Now these lovely decorations would also be perfect for upcycling old clothes, curtains, or even bedlinen. They can be made with any fabric strips. So grab yourself some fabric and here's how to make them:

You will need:

Long strips of fabric approx 2cm in width, two cardboard hoops (mine were approx 8cm in width and the hole in the centre was approx 4cm in width)

Step one:

Place the two cardboard hoops together and wrap one of the fabric strips around both of them threading the fabric through the hole at the centre until the cardboard is completely covered.

Step two:

Repeat step two a number of times, building up the layers of fabric until you have a small hole at the centre.

Step three:

This step is tricky so care and patience is required. Children should get a grown up to complete this stage for them as sharp scissors are needed. Cut through the layers of fabric on the outside edge of the circle. You need to cut through all of the layers all the way round until you have reached the two cardboard circles.

Step five:

Now you will need some strong cotton thread or some wool approx 30cm in length. Open out the two cardboard hoops very slightly so that you have just enough room to place the strong cotton thread or wool in between the two pieces of cardboard. Wrap the thread through the middle of the cardboard and around all of the fabric at the centre. Tie a very secure and tight knot to hold the fabric in place. Once you are happy that the fabric pieces are secure remove the cardboard hoops either by sliding off or tearing off.
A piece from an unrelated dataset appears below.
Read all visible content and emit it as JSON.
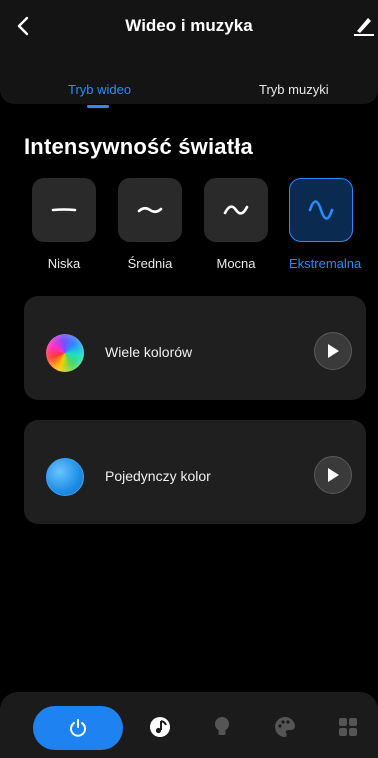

Tie a knot at the end of the two pieces of thread to make a hanging loop. Give the fabric a trim to make a ball shape if necessary - now your fabulous fabric pom pom is ready for hanging!

Sunday, May 18, 2014

An Apron For For A World Record Attempt

Friday was a very special day for my youngest son. All of the children in his year at school got a once in a lifetime chance to be part of a world record breaking team - Jamie Oliver's world record breaking team.

The school had chosen to join in with Jamie's attempt at the world's largest cookery lesson. "Rainbow Wraps" formed the recipe and at 14.00pm BST on Friday a live cookery lesson was beamed into schools across the globe. The children at my son's school were lucky enough to be a part of this brilliant lesson and they all had a fabulous time making their colourful culinary delights.
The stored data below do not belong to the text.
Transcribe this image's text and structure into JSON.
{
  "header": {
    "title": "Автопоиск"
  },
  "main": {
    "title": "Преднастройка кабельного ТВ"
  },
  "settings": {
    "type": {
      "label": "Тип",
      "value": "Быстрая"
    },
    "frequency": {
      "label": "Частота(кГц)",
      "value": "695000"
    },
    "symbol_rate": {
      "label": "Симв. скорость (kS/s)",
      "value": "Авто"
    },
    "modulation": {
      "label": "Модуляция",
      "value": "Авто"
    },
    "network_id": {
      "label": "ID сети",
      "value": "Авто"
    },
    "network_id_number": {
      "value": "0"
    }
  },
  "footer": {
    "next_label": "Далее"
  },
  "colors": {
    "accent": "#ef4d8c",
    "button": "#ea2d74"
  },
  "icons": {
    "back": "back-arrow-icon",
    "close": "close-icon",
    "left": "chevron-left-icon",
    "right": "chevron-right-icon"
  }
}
The school provided the ingredients, all we had to do was provide a box grater and an apron/old shirt for the day. With my children it's all about the equipment/outfit. Last week was ridiculously busy as we approach the end of half term with our sewing clubs and look ahead to the new ones and in my mind my little fella would have been fine to wear one of his Dad's old shirts.

I realised how wrong I was to make this assumption on Wednesday evening when he asked me "Have you made my apron yet?". "Er, no" came my reply "but you could just wear one of Dad's shirts couldn't you?" Apparently not and he was adamant that he wanted to look the part when he was receiving instructions from a world class chef like Jamie Oliver.
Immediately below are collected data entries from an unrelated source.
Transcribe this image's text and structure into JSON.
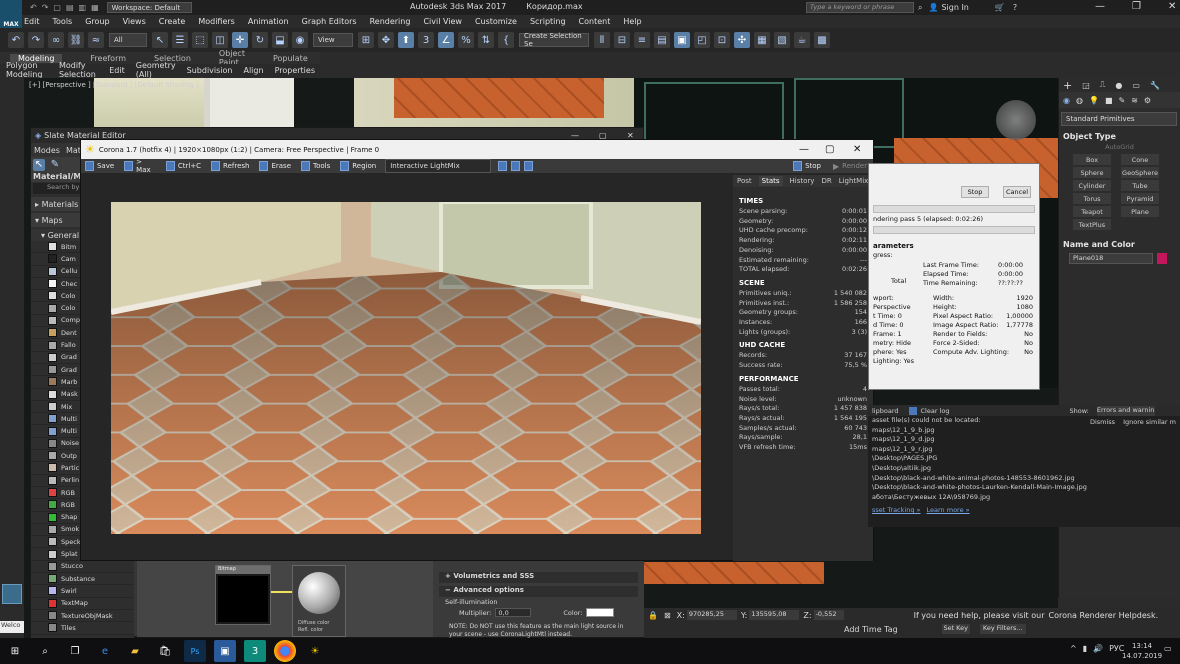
{
  "app": {
    "title": "Autodesk 3ds Max 2017",
    "file": "Коридор.max",
    "workspace": "Workspace: Default",
    "search_placeholder": "Type a keyword or phrase",
    "sign_in": "Sign In",
    "logo": "MAX"
  },
  "menu": [
    "Edit",
    "Tools",
    "Group",
    "Views",
    "Create",
    "Modifiers",
    "Animation",
    "Graph Editors",
    "Rendering",
    "Civil View",
    "Customize",
    "Scripting",
    "Content",
    "Help"
  ],
  "toolbar": {
    "selection_filter": "All",
    "ref_coord": "View",
    "named_selection": "Create Selection Se"
  },
  "ribbon": {
    "tabs": [
      "Modeling",
      "Freeform",
      "Selection",
      "Object Paint",
      "Populate"
    ],
    "subtabs": [
      "Polygon Modeling",
      "Modify Selection",
      "Edit",
      "Geometry (All)",
      "Subdivision",
      "Align",
      "Properties"
    ]
  },
  "viewport": {
    "label": "[+] [Perspective ] [Standard ] [Default Shading ]"
  },
  "command_panel": {
    "dropdown": "Standard Primitives",
    "object_type_header": "Object Type",
    "autogrid": "AutoGrid",
    "buttons": [
      "Box",
      "Cone",
      "Sphere",
      "GeoSphere",
      "Cylinder",
      "Tube",
      "Torus",
      "Pyramid",
      "Teapot",
      "Plane",
      "TextPlus"
    ],
    "name_color_header": "Name and Color",
    "object_name": "Plane018"
  },
  "slate": {
    "title": "Slate Material Editor",
    "menu": [
      "Modes",
      "Mate"
    ],
    "browser_header": "Material/Ma",
    "search": "Search by",
    "sections": [
      "Materials",
      "Maps",
      "General"
    ],
    "items": [
      "Bitm",
      "Cam",
      "Cellu",
      "Chec",
      "Colo",
      "Colo",
      "Comp",
      "Dent",
      "Fallo",
      "Grad",
      "Grad",
      "Marb",
      "Mask",
      "Mix",
      "Multi",
      "Multi",
      "Noise",
      "Outp",
      "Partic",
      "Perlin",
      "RGB",
      "RGB",
      "Shap",
      "Smok",
      "Speck",
      "Splat",
      "Stucco",
      "Substance",
      "Swirl",
      "TextMap",
      "TextureObjMask",
      "Tiles"
    ],
    "node_label": "Bitmap",
    "node_slots": [
      "Diffuse color",
      "Refl. color"
    ],
    "panel": {
      "volumetrics": "Volumetrics and SSS",
      "advanced": "Advanced options",
      "self_illum": "Self-illumination",
      "multiplier_label": "Multiplier:",
      "multiplier_value": "0,0",
      "color_label": "Color:",
      "note": "NOTE: Do NOT use this feature as the main light source in your scene - use CoronaLightMtl instead."
    }
  },
  "vfb": {
    "title": "Corona 1.7 (hotfix 4) | 1920×1080px (1:2) | Camera: Free Perspective | Frame 0",
    "tools": [
      "Save",
      "> Max",
      "Ctrl+C",
      "Refresh",
      "Erase",
      "Tools",
      "Region"
    ],
    "lightmix": "Interactive LightMix",
    "stop": "Stop",
    "render": "Render",
    "tabs": [
      "Post",
      "Stats",
      "History",
      "DR",
      "LightMix"
    ],
    "active_tab": "Stats",
    "sections": [
      {
        "title": "TIMES",
        "rows": [
          [
            "Scene parsing:",
            "0:00:01"
          ],
          [
            "Geometry:",
            "0:00:00"
          ],
          [
            "UHD cache precomp:",
            "0:00:12"
          ],
          [
            "Rendering:",
            "0:02:11"
          ],
          [
            "Denoising:",
            "0:00:00"
          ],
          [
            "Estimated remaining:",
            "---"
          ],
          [
            "TOTAL elapsed:",
            "0:02:26"
          ]
        ]
      },
      {
        "title": "SCENE",
        "rows": [
          [
            "Primitives uniq.:",
            "1 540 082"
          ],
          [
            "Primitives inst.:",
            "1 586 258"
          ],
          [
            "Geometry groups:",
            "154"
          ],
          [
            "Instances:",
            "166"
          ],
          [
            "Lights (groups):",
            "3 (3)"
          ]
        ]
      },
      {
        "title": "UHD CACHE",
        "rows": [
          [
            "Records:",
            "37 167"
          ],
          [
            "Success rate:",
            "75,5 %"
          ]
        ]
      },
      {
        "title": "PERFORMANCE",
        "rows": [
          [
            "Passes total:",
            "4"
          ],
          [
            "Noise level:",
            "unknown"
          ],
          [
            "Rays/s total:",
            "1 457 838"
          ],
          [
            "Rays/s actual:",
            "1 564 195"
          ],
          [
            "Samples/s actual:",
            "60 743"
          ],
          [
            "Rays/sample:",
            "28,1"
          ],
          [
            "VFB refresh time:",
            "15ms"
          ]
        ]
      }
    ]
  },
  "progress": {
    "stop": "Stop",
    "cancel": "Cancel",
    "pass_text": "ndering pass 5 (elapsed: 0:02:26)",
    "params_header": "arameters",
    "progress_label": "gress:",
    "total": "Total",
    "times": [
      [
        "Last Frame Time:",
        "0:00:00"
      ],
      [
        "Elapsed Time:",
        "0:00:00"
      ],
      [
        "Time Remaining:",
        "??:??:??"
      ]
    ],
    "left_col": [
      "wport: Perspective",
      "t Time: 0",
      "d Time: 0",
      "Frame: 1",
      "metry: Hide",
      "phere: Yes",
      "Lighting: Yes"
    ],
    "right_col": [
      [
        "Width:",
        "1920"
      ],
      [
        "Height:",
        "1080"
      ],
      [
        "Pixel Aspect Ratio:",
        "1,00000"
      ],
      [
        "Image Aspect Ratio:",
        "1,77778"
      ],
      [
        "Render to Fields:",
        "No"
      ],
      [
        "Force 2-Sided:",
        "No"
      ],
      [
        "Compute Adv. Lighting:",
        "No"
      ]
    ]
  },
  "log": {
    "clipboard": "lipboard",
    "clear": "Clear log",
    "show_label": "Show:",
    "show_value": "Errors and warnin",
    "dismiss": "Dismiss",
    "ignore": "Ignore similar m",
    "lines": [
      "asset file(s) could not be located:",
      "maps\\12_1_9_b.jpg",
      "maps\\12_1_9_d.jpg",
      "maps\\12_1_9_r.jpg",
      "\\Desktop\\PAGES.JPG",
      "\\Desktop\\altiik.jpg",
      "\\Desktop\\black-and-white-animal-photos-148553-8601962.jpg",
      "\\Desktop\\black-and-white-photos-Laurken-Kendall-Main-Image.jpg",
      "абота\\Бестужевых 12А\\958769.jpg"
    ],
    "asset_link": "sset Tracking »",
    "learn_link": "Learn more »",
    "help_text": "If you need help, please visit our",
    "help_link": "Corona Renderer Helpdesk."
  },
  "statusbar": {
    "x_label": "X:",
    "x_value": "970285,25",
    "y_label": "Y:",
    "y_value": "135595,08",
    "z_label": "Z:",
    "z_value": "-0,552",
    "add_time_tag": "Add Time Tag",
    "set_key": "Set Key",
    "key_filters": "Key Filters..."
  },
  "left_mini": "Welco",
  "taskbar": {
    "lang": "РУС",
    "time": "13:14",
    "date": "14.07.2019"
  },
  "colors": {
    "accent": "#5a7fa6",
    "object_color": "#c2185b",
    "vfb_title_bg": "#f0f0f0"
  }
}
To be honest I gave it no more thought until Thursday afternoon when I had a major panic attack. Luckily I had some Cath Kidston deckchair stripe type fabric in the bottom of a box of fabric that had been lacking a purpose for at least a couple of years. Thanking my lucky stars that I had not thrown it out as the other flowery options wouldn't have been appreciated I set to work.

My eldest boy was at home on Thursday afternoon nursing a foot injury which was ideal as I needed a model to measure the fabric against and he came in very handy being only slightly taller than his brother.

Once the fabric was cut out, I edged it, sewed a pocket to the front and added some curtain tape around the neck and for the ties at the side. This is how it turned out....

It was surprisingly easy to make and I was delighted with the results. It has a touch of the Italian Flag about it but this was quite unintentional as this happened to be the only suitable fabric I could lay my hands on at short notice. The main thing is that my little man loved it and really felt the part when joining in with Jamie.